Escrever acabou virando um dos seus ofícios. “Hoje dou aula com muito menos intensidade, com carga horária bem menor e a publicação de livros virou profissão também. Vivo do que produzo, do que escrevo”, diz.
Literatura de cordel
Seu mais recente lançamento, Sete Cordéis Brasileiros (Oficina Raquel), de novembro e com ilustração de Jô Oliveira, explora a literatura de cordel de forma inovadora. “Sou de uma família de nordestinos, sempre tive interesse em trabalhar com um cordel. Comecei a treinar e fiquei viciado nessa coisa”, conta.
O cordel tem um estilo muito peculiar, traz sempre uma sátira e um poema, com começo, meio e fim. Simas, no entanto, subverte as formas tradicionais do gênero e mistura Rainha Elizabeth com Exu, Maradona com São Pedro, Pixinguinha com Santa Hildegarda, Paulo Freire com Napoleão.
Livros para crianças, sim... de ficção, não
Na conversa que teve com o Estadão, o professor revelou que quer se dedicar cada vez mais à poesia e à escrita para crianças e jovens leitores. “Pretendo seguir escrevendo para adultos, mas me imagino mais na poesia, na música e nos livros para as infâncias e leitores mais novos”, confidencia.

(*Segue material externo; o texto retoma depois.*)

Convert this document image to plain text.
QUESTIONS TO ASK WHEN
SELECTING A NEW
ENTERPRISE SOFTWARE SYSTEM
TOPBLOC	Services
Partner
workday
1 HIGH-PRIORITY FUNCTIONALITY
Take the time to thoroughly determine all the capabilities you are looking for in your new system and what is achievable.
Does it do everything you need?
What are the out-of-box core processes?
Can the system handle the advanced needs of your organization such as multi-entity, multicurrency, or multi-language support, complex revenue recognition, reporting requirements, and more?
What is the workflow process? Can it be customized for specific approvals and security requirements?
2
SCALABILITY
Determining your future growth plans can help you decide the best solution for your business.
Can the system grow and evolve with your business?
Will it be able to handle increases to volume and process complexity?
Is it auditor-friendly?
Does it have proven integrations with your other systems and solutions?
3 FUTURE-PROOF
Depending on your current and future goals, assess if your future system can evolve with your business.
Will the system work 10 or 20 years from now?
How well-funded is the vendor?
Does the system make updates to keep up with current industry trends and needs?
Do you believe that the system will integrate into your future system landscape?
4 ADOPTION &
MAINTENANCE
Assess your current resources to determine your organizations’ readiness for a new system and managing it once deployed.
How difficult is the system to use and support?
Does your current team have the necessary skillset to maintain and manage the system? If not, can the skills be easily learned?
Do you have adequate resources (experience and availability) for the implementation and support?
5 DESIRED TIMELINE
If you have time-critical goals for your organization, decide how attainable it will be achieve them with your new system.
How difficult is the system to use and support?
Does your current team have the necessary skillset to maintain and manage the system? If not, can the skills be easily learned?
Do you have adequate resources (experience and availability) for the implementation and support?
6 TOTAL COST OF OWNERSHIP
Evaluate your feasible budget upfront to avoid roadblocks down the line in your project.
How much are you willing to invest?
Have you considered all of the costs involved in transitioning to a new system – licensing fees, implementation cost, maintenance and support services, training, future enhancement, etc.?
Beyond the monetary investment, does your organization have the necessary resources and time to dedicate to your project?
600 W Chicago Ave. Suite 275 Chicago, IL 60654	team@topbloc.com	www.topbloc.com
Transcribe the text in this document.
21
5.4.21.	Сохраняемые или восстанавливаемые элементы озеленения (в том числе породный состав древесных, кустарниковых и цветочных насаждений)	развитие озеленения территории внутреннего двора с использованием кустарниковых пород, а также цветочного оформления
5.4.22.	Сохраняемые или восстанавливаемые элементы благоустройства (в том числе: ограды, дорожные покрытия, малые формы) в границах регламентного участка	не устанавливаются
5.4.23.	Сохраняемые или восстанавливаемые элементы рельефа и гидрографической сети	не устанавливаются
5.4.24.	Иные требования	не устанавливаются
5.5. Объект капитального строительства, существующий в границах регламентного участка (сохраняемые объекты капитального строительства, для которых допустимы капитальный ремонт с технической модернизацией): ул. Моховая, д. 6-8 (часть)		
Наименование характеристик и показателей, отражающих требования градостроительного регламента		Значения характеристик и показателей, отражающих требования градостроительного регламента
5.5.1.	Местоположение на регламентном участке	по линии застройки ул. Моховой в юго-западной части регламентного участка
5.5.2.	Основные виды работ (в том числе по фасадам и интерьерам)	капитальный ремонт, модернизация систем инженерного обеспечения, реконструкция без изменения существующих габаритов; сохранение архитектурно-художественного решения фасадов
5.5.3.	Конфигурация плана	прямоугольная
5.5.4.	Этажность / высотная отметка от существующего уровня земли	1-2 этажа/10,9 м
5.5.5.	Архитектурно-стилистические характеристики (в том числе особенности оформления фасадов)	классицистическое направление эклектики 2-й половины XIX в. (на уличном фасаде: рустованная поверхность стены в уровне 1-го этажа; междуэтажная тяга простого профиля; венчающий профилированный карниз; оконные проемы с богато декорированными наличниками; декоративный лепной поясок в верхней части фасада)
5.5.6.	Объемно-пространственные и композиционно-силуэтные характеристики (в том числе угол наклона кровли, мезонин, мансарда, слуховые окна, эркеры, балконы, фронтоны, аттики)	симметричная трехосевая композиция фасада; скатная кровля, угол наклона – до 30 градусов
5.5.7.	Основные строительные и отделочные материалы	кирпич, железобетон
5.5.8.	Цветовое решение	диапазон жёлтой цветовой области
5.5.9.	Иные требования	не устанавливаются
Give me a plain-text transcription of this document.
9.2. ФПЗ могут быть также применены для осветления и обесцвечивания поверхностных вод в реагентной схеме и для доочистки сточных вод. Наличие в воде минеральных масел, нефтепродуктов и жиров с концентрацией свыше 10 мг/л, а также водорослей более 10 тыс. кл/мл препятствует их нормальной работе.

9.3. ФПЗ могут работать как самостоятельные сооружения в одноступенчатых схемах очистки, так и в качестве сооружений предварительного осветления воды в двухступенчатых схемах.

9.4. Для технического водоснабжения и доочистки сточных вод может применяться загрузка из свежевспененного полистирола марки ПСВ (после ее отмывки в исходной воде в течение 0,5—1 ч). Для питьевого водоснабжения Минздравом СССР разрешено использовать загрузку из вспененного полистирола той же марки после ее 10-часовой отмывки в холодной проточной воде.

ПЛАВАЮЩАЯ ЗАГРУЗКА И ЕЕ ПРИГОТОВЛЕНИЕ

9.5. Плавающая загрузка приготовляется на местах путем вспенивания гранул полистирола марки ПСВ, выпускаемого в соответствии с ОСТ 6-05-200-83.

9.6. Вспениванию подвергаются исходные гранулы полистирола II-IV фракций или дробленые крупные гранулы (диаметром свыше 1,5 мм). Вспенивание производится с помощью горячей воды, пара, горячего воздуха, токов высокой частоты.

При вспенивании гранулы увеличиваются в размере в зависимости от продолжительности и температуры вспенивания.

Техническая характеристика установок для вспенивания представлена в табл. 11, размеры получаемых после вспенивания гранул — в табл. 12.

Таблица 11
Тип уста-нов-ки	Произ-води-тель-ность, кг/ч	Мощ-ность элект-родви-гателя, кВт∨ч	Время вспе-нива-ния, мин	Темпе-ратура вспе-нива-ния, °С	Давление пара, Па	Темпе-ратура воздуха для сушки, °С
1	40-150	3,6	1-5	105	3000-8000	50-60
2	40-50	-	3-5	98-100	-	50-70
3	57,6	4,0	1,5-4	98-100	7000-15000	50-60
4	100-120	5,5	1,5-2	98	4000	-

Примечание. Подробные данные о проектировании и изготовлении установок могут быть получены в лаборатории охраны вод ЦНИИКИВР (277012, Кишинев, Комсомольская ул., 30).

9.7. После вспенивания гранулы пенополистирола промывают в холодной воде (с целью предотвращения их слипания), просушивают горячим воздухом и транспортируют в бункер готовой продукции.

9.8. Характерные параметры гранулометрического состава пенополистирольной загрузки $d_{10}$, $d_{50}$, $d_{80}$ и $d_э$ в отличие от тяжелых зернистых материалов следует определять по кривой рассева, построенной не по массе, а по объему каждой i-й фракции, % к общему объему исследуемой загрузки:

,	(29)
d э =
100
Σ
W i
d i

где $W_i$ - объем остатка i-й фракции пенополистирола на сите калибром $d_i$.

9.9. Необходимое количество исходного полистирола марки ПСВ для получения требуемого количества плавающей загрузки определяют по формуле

Ele diz, porém, que não tem planos de escrever histórias de ficção - nem para esses jovens leitores. “A única que não fiz e não vou fazer é ficção. Pulei fora de todos [os convites]. Posso assegurar: dessa água posso dizer que nunca beberei”, reforça.
Seja nas ruas do Rio, nos livros ou no sambódromo, Luiz Antonio Simas é daquelas figuras boas de conversar: um professor que, sem querer, tornou-se uma das vozes mais originais e respeitadas da intelectualidade nacional.